Assign specific roles before a breach occurs. Who contacts your payment processor? Who notifies your insurance provider? Who manages customer communications? Who coordinates with law enforcement? A breach response is chaotic — pre-assigned ownership ensures nothing falls through cracks.
Test your plan annually with a tabletop exercise. Walk through a hypothetical breach scenario with your team, your vendors, and your legal counsel. You'll discover gaps (like realizing your backup recovery takes 72 hours when you need to restore access in 24) before they become real problems during an actual incident.
Finally, ensure your incident response plan is documented and accessible even if your primary systems go down. Store it in a secure location outside your main network — on paper, in a separate cloud account, or with your legal counsel.
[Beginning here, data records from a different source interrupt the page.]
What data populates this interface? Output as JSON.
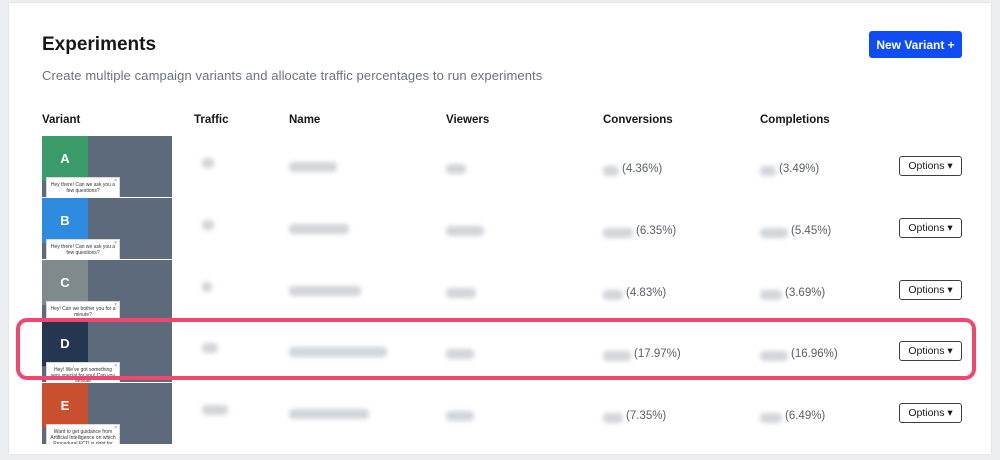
{
  "header": {
    "title": "Experiments",
    "subtitle": "Create multiple campaign variants and allocate traffic percentages to run experiments",
    "new_variant_label": "New Variant +"
  },
  "table": {
    "columns": [
      "Variant",
      "Traffic",
      "Name",
      "Viewers",
      "Conversions",
      "Completions"
    ],
    "rows": [
      {
        "letter": "A",
        "color": "#3a9b68",
        "preview": "Hey there! Can we ask you a few questions?",
        "conversion_pct": "(4.36%)",
        "completion_pct": "(3.49%)",
        "options_label": "Options ▾"
      },
      {
        "letter": "B",
        "color": "#2f8be0",
        "preview": "Hey there! Can we ask you a few questions?",
        "conversion_pct": "(6.35%)",
        "completion_pct": "(5.45%)",
        "options_label": "Options ▾"
      },
      {
        "letter": "C",
        "color": "#7e8a8c",
        "preview": "Hey! Can we bother you for a minute?",
        "conversion_pct": "(4.83%)",
        "completion_pct": "(3.69%)",
        "options_label": "Options ▾"
      },
      {
        "letter": "D",
        "color": "#243650",
        "preview": "Hey! We've got something very special for you! Can you answer",
        "conversion_pct": "(17.97%)",
        "completion_pct": "(16.96%)",
        "options_label": "Options ▾"
      },
      {
        "letter": "E",
        "color": "#c9502f",
        "preview": "Want to get guidance from Artificial Intelligence on which Procedural ECD is right for you?",
        "conversion_pct": "(7.35%)",
        "completion_pct": "(6.49%)",
        "options_label": "Options ▾"
      }
    ]
  },
  "colors": {
    "accent": "#0f4cf5",
    "highlight": "#f2466f"
  }
}
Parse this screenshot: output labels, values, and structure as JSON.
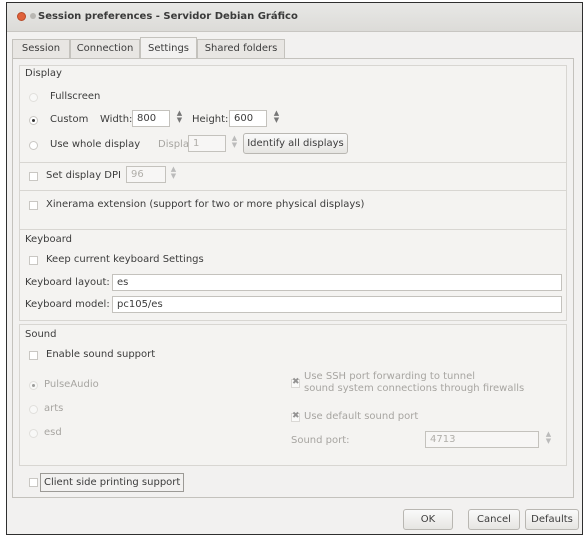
{
  "window": {
    "title": "Session preferences - Servidor Debian Gráfico"
  },
  "tabs": [
    {
      "label": "Session"
    },
    {
      "label": "Connection"
    },
    {
      "label": "Settings"
    },
    {
      "label": "Shared folders"
    }
  ],
  "display": {
    "title": "Display",
    "fullscreen_label": "Fullscreen",
    "custom_label": "Custom",
    "width_label": "Width:",
    "width_value": "800",
    "height_label": "Height:",
    "height_value": "600",
    "use_whole_display_label": "Use whole display",
    "display_label": "Display:",
    "display_value": "1",
    "identify_button": "Identify all displays",
    "dpi_label": "Set display DPI",
    "dpi_value": "96",
    "xinerama_label": "Xinerama extension (support for two or more physical displays)"
  },
  "keyboard": {
    "title": "Keyboard",
    "keep_settings_label": "Keep current keyboard Settings",
    "layout_label": "Keyboard layout:",
    "layout_value": "es",
    "model_label": "Keyboard model:",
    "model_value": "pc105/es"
  },
  "sound": {
    "title": "Sound",
    "enable_label": "Enable sound support",
    "pulseaudio_label": "PulseAudio",
    "arts_label": "arts",
    "esd_label": "esd",
    "ssh_forward_line1": "Use SSH port forwarding to tunnel",
    "ssh_forward_line2": "sound system connections through firewalls",
    "default_port_label": "Use default sound port",
    "sound_port_label": "Sound port:",
    "sound_port_value": "4713"
  },
  "printing": {
    "label": "Client side printing support"
  },
  "buttons": {
    "ok": "OK",
    "cancel": "Cancel",
    "defaults": "Defaults"
  },
  "colors": {
    "accent_close": "#e0613a",
    "window_bg": "#f2f1f0"
  }
}
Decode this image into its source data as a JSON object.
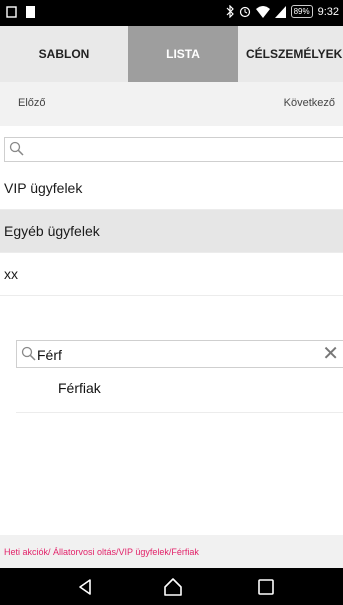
{
  "status_bar": {
    "time": "9:32",
    "battery": "89%",
    "icons": [
      "notification-icon",
      "sim-icon",
      "bluetooth-icon",
      "alarm-icon",
      "wifi-icon",
      "signal-icon",
      "battery-icon"
    ]
  },
  "tabs": [
    {
      "label": "SABLON",
      "active": false
    },
    {
      "label": "LISTA",
      "active": true
    },
    {
      "label": "CÉLSZEMÉLYEK",
      "active": false
    }
  ],
  "nav": {
    "prev": "Előző",
    "next": "Következő"
  },
  "search_top": {
    "value": "",
    "placeholder": ""
  },
  "list": [
    {
      "label": "VIP ügyfelek",
      "selected": false
    },
    {
      "label": "Egyéb ügyfelek",
      "selected": true
    },
    {
      "label": "xx",
      "selected": false
    }
  ],
  "search_bottom": {
    "value": "Férf",
    "clear_icon": "close-icon"
  },
  "results": [
    {
      "label": "Férfiak"
    }
  ],
  "breadcrumb": "Heti akciók/ Állatorvosi oltás/VIP ügyfelek/Férfiak",
  "colors": {
    "accent": "#e2236a",
    "active_tab": "#9e9e9e",
    "tab_bar": "#e9e9e9",
    "selected_row": "#e6e6e6"
  },
  "system_nav": [
    "back-icon",
    "home-icon",
    "recent-apps-icon"
  ]
}
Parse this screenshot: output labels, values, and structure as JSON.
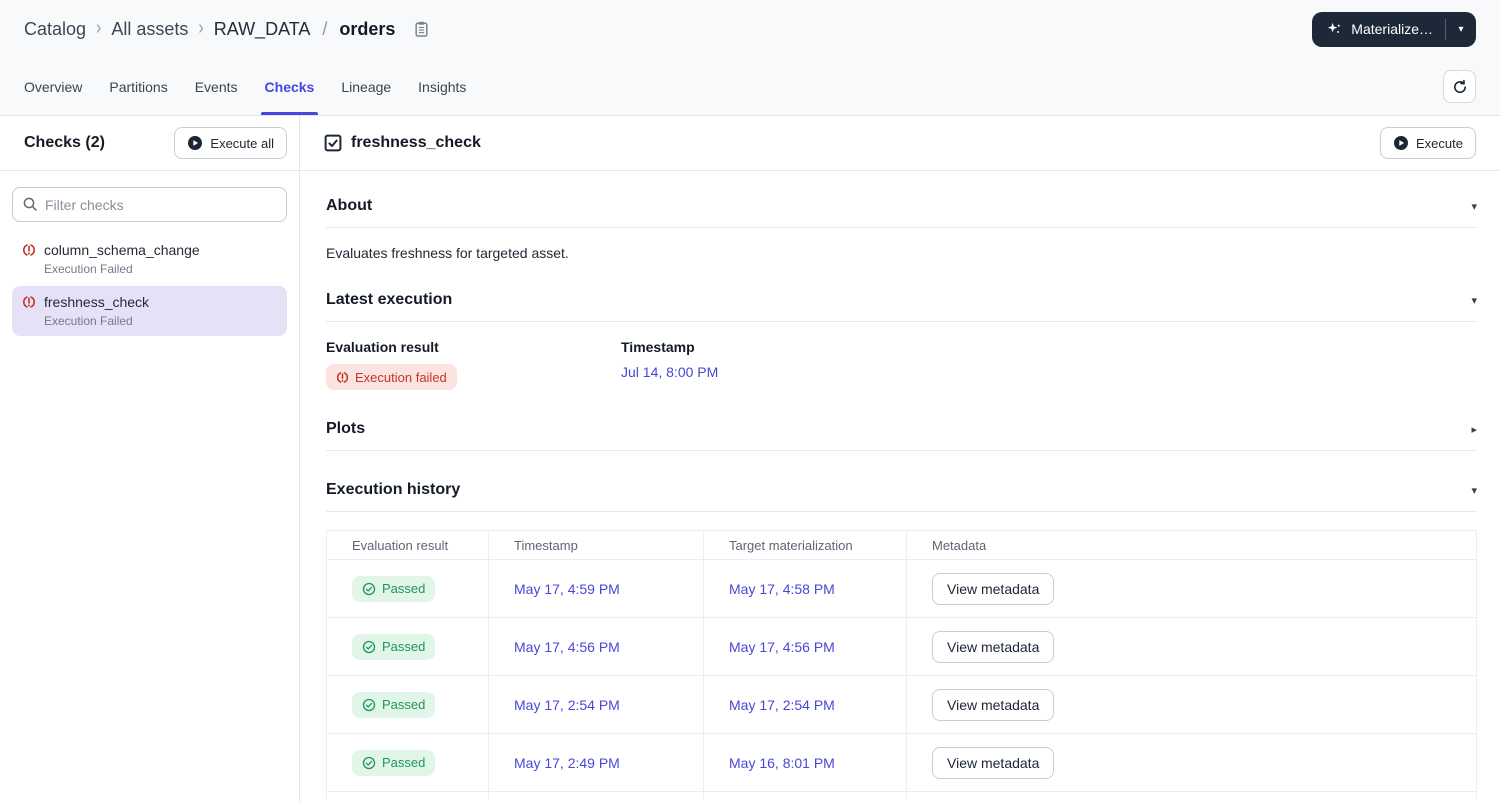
{
  "breadcrumb": {
    "catalog": "Catalog",
    "all_assets": "All assets",
    "asset_group": "RAW_DATA",
    "separator": "/",
    "asset_name": "orders"
  },
  "materialize_button": {
    "label": "Materialize…"
  },
  "tabs": [
    {
      "label": "Overview"
    },
    {
      "label": "Partitions"
    },
    {
      "label": "Events"
    },
    {
      "label": "Checks",
      "active": true
    },
    {
      "label": "Lineage"
    },
    {
      "label": "Insights"
    }
  ],
  "sidebar": {
    "title": "Checks (2)",
    "execute_all_label": "Execute all",
    "filter_placeholder": "Filter checks",
    "items": [
      {
        "name": "column_schema_change",
        "status": "Execution Failed"
      },
      {
        "name": "freshness_check",
        "status": "Execution Failed",
        "selected": true
      }
    ]
  },
  "main": {
    "title": "freshness_check",
    "execute_label": "Execute",
    "about": {
      "title": "About",
      "description": "Evaluates freshness for targeted asset."
    },
    "latest_execution": {
      "title": "Latest execution",
      "evaluation_result_label": "Evaluation result",
      "evaluation_result": "Execution failed",
      "timestamp_label": "Timestamp",
      "timestamp": "Jul 14, 8:00 PM"
    },
    "plots": {
      "title": "Plots"
    },
    "execution_history": {
      "title": "Execution history",
      "columns": [
        "Evaluation result",
        "Timestamp",
        "Target materialization",
        "Metadata"
      ],
      "rows": [
        {
          "result": "Passed",
          "timestamp": "May 17, 4:59 PM",
          "target_materialization": "May 17, 4:58 PM",
          "metadata_label": "View metadata"
        },
        {
          "result": "Passed",
          "timestamp": "May 17, 4:56 PM",
          "target_materialization": "May 17, 4:56 PM",
          "metadata_label": "View metadata"
        },
        {
          "result": "Passed",
          "timestamp": "May 17, 2:54 PM",
          "target_materialization": "May 17, 2:54 PM",
          "metadata_label": "View metadata"
        },
        {
          "result": "Passed",
          "timestamp": "May 17, 2:49 PM",
          "target_materialization": "May 16, 8:01 PM",
          "metadata_label": "View metadata"
        }
      ]
    }
  },
  "colors": {
    "accent": "#4745e0",
    "link": "#4a46d8",
    "error_text": "#c5362c",
    "error_bg": "#fbe3e0",
    "success_text": "#219559",
    "success_bg": "#e1f5e9",
    "dark_button_bg": "#1d2838",
    "selected_item_bg": "#e5e2f8",
    "header_bg": "#f8f9fb"
  }
}
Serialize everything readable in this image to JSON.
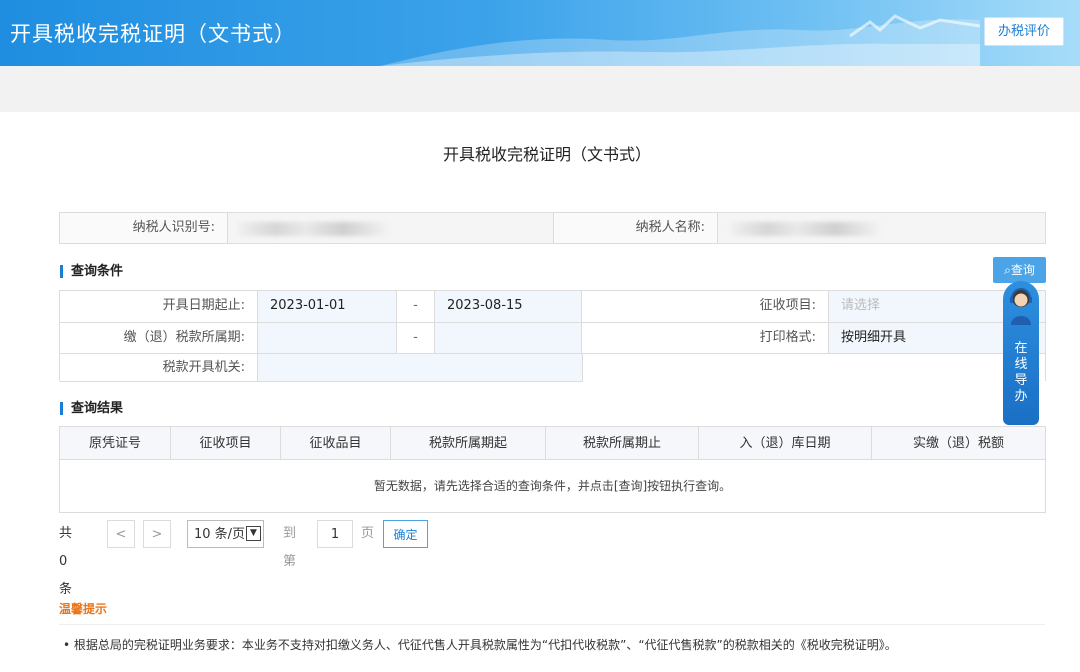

Vendor and Third-Party Risk Management for eCommerce
Your eCommerce security is only as strong as your weakest vendor. If your fulfillment partner is breached, your customer data may be exposed. If your email service is compromised, your email list becomes a liability.
Start by auditing which vendors have access to customer data. Most eCommerce brands have more third-party connections than they realize — payment processors, shipping integrators, inventory management tools, analytics platforms, customer data platforms, and support chat software all touch sensitive information. Create a spreadsheet listing each vendor, the data they access, and their security certifications (SOC 2, ISO 27001, etc.).
Request security questionnaires from critical vendors. Ask about their breach history, their encryption methods, their data retention policies, and their incident response procedures. Vendors who refuse to answer these questions should trigger a red flag — consider replacing them.
Include data protection clauses in your vendor contracts. Specify what data they can collect, how long they can retain it, and what happens if they're breached. Many vendors will agree to notify you within 24 hours of discovering a breach affecting your data. This contractual obligation gives you legal recourse if they're negligent.
Monitor vendors for security updates and breaches. Subscribe to vendor security bulletins and follow them on official social media channels. If a vendor experiences a breach, your incident response plan should include procedures for notifying affected customers and resetting credentials if the vendor stored passwords or API keys.
When you switch vendors, make sure the old vendor actually deletes your data. Many breaches involve hackers accessing outdated backups from vendors that no longer work with the company. Require written confirmation of data deletion and include it in your offboarding checklist.
As your eCommerce operation grows, managing consent, tracking vendor risk, and maintaining incident readiness becomes increasingly complex. A dedicated solution that centralizes consent management, tracks customer data across integrations, and streamlines breach response workflows helps you maintain compliance without diverting engineering resources away from product development.